The Relationship Between Dormant Cancer Cells and Their Microenvironment

Abstract

The majority of cancer deaths are due to metastases that can occur years or decades after primary tumor diagnosis and treatment. Disseminated tumor cells (DTCs) surviving in a dormant state in target organs appear to explain the timing of this phenomenon. Knowledge on this process is important as it might provide a window of opportunity to prevent recurrences by eradicating dormant DTCs and/or by maintaining DTCs in a dormant state. Importantly, this research might offer markers of dormancy for early monitoring of metastatic relapse. However, our understanding of the mechanisms underlying the regulation of entry into and exit from dormancy is still limited and crippling any therapeutic opportunity. While cancer cell-intrinsic signaling pathways have been linked to dormancy regulation, it is likely that these pathways and the switch controlling reactivation from dormancy are regulated by microenvironmental cues. Here we review and discuss recent findings on how the microenvironment regulates cancer dormancy and raise new questions that may help advance the field.

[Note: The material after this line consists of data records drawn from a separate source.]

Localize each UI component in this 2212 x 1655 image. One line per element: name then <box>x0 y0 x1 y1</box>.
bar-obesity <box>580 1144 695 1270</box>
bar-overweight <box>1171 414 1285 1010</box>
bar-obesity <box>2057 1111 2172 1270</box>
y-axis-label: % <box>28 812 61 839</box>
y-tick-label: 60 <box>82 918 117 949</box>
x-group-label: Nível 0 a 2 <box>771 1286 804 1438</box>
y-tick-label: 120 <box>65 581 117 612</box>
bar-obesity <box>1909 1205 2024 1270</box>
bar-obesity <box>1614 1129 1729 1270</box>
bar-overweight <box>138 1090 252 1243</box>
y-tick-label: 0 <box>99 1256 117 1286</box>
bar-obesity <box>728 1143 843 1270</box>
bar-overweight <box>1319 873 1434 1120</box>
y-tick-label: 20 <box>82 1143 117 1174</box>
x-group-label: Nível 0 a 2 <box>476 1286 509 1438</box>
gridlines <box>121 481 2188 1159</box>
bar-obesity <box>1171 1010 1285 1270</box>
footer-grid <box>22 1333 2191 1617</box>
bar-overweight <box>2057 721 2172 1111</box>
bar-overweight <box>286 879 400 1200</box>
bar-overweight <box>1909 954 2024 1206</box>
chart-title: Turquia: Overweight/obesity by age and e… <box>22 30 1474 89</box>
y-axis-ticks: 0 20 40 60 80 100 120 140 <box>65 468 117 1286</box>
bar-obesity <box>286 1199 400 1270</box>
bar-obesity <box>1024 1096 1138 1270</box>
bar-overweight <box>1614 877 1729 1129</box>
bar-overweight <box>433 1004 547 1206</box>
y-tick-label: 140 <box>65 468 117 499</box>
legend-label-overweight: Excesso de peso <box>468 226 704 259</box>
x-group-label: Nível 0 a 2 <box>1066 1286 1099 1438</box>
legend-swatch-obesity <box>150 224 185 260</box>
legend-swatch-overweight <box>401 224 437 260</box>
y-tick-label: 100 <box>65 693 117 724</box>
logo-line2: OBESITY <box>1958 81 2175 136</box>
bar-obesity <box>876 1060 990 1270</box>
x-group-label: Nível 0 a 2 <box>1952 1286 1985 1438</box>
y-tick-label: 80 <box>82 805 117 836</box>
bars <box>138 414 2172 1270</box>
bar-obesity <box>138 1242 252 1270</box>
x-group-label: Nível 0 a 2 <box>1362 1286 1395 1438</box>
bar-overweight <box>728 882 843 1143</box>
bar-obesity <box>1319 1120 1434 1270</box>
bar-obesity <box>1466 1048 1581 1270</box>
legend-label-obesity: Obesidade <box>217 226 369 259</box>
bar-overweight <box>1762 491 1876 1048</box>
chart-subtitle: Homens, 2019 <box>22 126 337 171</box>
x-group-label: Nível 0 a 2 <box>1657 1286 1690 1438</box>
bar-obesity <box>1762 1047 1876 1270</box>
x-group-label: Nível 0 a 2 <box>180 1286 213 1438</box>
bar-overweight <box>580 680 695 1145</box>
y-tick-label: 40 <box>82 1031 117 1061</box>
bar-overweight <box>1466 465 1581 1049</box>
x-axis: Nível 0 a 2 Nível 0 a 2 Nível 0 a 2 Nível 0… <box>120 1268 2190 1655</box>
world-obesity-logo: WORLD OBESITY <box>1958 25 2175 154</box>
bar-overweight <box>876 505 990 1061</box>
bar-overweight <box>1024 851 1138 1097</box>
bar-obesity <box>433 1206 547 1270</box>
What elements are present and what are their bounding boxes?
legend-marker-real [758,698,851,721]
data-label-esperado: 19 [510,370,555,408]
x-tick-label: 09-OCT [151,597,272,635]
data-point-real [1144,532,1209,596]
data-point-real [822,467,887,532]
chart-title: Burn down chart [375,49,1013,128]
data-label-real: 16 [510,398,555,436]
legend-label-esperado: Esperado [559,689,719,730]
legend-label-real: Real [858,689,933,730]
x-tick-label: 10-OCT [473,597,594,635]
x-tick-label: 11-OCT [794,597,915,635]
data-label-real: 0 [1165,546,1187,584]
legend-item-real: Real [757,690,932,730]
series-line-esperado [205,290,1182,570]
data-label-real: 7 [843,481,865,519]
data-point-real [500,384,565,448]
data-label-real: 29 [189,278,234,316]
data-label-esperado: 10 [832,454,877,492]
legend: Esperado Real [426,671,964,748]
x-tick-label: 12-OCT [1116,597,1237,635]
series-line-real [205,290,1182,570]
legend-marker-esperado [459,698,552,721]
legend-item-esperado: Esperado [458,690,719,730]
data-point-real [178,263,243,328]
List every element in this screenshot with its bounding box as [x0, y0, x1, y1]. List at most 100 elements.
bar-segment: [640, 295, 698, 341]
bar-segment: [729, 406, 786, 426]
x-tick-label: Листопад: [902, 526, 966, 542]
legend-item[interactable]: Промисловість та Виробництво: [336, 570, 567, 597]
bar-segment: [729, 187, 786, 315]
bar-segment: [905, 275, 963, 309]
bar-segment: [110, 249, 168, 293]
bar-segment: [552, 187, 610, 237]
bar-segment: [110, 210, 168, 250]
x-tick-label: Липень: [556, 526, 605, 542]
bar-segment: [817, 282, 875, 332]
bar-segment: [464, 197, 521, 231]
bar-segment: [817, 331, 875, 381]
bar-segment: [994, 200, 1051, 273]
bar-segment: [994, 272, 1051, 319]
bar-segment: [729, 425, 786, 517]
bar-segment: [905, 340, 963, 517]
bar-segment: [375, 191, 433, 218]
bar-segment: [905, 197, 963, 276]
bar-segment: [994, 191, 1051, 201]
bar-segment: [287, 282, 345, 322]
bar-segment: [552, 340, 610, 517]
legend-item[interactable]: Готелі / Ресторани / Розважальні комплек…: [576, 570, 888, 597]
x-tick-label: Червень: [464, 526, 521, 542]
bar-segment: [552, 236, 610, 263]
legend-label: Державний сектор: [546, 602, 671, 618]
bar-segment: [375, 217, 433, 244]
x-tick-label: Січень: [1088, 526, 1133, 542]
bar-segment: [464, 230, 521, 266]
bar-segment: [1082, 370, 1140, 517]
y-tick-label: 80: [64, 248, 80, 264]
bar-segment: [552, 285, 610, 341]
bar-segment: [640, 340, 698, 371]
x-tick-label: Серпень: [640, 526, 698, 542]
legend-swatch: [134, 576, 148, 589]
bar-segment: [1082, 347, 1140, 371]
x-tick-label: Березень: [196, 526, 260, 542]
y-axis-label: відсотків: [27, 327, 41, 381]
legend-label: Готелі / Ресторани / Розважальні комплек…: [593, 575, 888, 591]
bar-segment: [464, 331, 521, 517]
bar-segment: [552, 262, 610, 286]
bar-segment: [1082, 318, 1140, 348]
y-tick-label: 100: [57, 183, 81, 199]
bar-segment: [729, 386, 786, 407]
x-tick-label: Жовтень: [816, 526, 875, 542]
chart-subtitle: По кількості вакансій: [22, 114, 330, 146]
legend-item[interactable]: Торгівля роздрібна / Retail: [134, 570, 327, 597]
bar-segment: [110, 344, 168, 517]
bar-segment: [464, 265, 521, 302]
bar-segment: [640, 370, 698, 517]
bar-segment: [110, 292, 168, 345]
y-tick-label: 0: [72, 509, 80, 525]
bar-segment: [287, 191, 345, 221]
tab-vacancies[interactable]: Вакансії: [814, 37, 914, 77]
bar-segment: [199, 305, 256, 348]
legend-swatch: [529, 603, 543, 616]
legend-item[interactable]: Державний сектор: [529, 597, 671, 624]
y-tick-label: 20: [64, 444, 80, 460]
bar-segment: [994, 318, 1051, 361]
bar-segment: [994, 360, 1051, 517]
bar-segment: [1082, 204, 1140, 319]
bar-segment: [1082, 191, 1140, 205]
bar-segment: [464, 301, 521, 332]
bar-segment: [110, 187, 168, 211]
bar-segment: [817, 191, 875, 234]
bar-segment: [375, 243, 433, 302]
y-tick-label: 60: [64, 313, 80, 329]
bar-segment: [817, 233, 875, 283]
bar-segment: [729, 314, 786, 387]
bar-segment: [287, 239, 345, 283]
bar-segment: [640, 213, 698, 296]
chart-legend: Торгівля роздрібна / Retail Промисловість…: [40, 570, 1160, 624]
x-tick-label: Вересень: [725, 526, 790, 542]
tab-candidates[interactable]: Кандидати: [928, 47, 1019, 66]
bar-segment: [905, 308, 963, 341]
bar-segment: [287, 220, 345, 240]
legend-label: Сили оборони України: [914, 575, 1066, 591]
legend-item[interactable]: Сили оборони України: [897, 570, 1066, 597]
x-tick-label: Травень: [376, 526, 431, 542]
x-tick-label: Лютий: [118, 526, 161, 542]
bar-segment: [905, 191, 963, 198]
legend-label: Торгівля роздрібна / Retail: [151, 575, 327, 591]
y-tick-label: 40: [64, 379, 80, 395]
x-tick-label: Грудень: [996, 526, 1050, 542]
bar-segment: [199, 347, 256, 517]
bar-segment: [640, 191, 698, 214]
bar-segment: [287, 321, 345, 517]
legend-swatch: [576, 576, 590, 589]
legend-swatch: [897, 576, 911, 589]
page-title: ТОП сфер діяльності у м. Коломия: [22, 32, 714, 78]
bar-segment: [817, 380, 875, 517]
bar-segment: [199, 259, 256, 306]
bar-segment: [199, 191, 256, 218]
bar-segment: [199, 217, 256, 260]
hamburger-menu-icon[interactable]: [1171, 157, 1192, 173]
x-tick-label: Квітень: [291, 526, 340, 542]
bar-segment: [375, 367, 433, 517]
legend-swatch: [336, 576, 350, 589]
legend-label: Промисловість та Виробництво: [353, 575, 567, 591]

Keywords: Cancer immunology; Cancer signaling; Dormancy; Dormancy models; Latency; Metastasis; Microenvironment; Minimal residual disease.

Fig. 1

Overview of dormancy-inducing signaling pathways. (A) Overview of dormancy marker expression in DTCs based on known dormancy-signaling pathways. (B) Microenvironment-derived atRA, TGFβ2, and BMP-4 and -7 cooperate to induce a dormant state in DTCs characterized by activating p38 and NR2F1 and inhibiting ERK1/2 signaling. p38 and NR2F1 induce the cell cycle inhibitors p27 and p21, which results in cell cycle arrest (Bragado et al., 2013; Kobayashi et al., 2011; Sosa et al., 2015).

Fig. 2

Extrinsic signals inducing dormancy in disseminated tumor cells (DTCs) in different microenvironments. (A) Dormancy induction in the bone microenvironment is in part mediated by osteoblasts through GAS6/AXL signaling (Shiozawa et al., 2010; Taichman et al., 2013). DTCs can escape osteoblast-induced dormancy through activation of TYRO or through activation of osteoclasts. Osteoclasts can be activated through RANKL (Lawson, McDonald, et al., 2015) or through recruitment of osteoclast progenitors via VCAM1/integrin α4β1 signaling (Lu et al., 2011). How these dormancy escape mechanisms occur spontaneously in patients and whether they resemble alternative dormancy pathways or cooperate remain to be established. (B) DTCs in the perivascular niche frequently enter dormancy due to thrombospondin (TSP-1) signaling (Ghajar et al., 2013). Activated endothelium on the other hand releases periostin (POSTN) and TGFβ1 that induce DTC proliferation and possibly escape from dormancy. (C) BMP-4, a TGFβ family member enriched in the lung microenvironment, induces dormancy (Gao et al., 2012). Overexpression of CoCo, a BMP inhibitor, allows DTCs to escape dormancy.

Fig. 3

Effects of macrophages and NK cells on dormancy. (A) Monocytes are recruited to DTCs by CCL2 and assist their extravasation in the lung through VEGF secretion (Qian et al., 2009, 2011). In the lung tissue, these monocytes differentiate into metastasis-associated macrophages that promote DTC proliferation (Kitamura et al., 2015; Qian et al., 2015). (B) The role of monocytes and macrophages in dormancy has not been established. If DTCs require monocytes to extravasate, why do some DTCs enter dormancy instead of entering a cycle of macrophage-assisted proliferation? Can niche-derived factors such as TSP-1 in the endothelial niche override the growth-promoting effect of macrophages? Are there macrophage subtypes that induce dormancy? Do some DTCs fail to retain growth-promoting macrophages? Can DTCs extravasate independent of monocytes and therefore enter dormancy? (C) Activation of WNT signaling allows DTCs to enter a proliferative state in which they are more susceptible to cytotoxic signals from NK cells. Once cells enter a dormant state through activation of DKK1 and subsequent WNT inhibition, they are able to escape NK cytotoxic signals (Malladi et al., 2016).

Fig. 4

Effects of T-cells on dormancy. (A) Some studies suggest that dormant DTCs survive by escaping adaptive immune responses (Matsuzawa et al., 1991; Saudemont & Quesnel, 2004; Weinhold et al., 1979). (B) Other studies indicate that T-cell-derived IFNγ and TNFR signaling induce dormancy (bottom) (Farrar et al., 1999; Muller-Hermelink et al., 2008). (C) Whether immune-mediated dormancy resembles cellular dormancy or population-based dormancy, where tumor cell killing and proliferation are in equilibrium, is not clear either.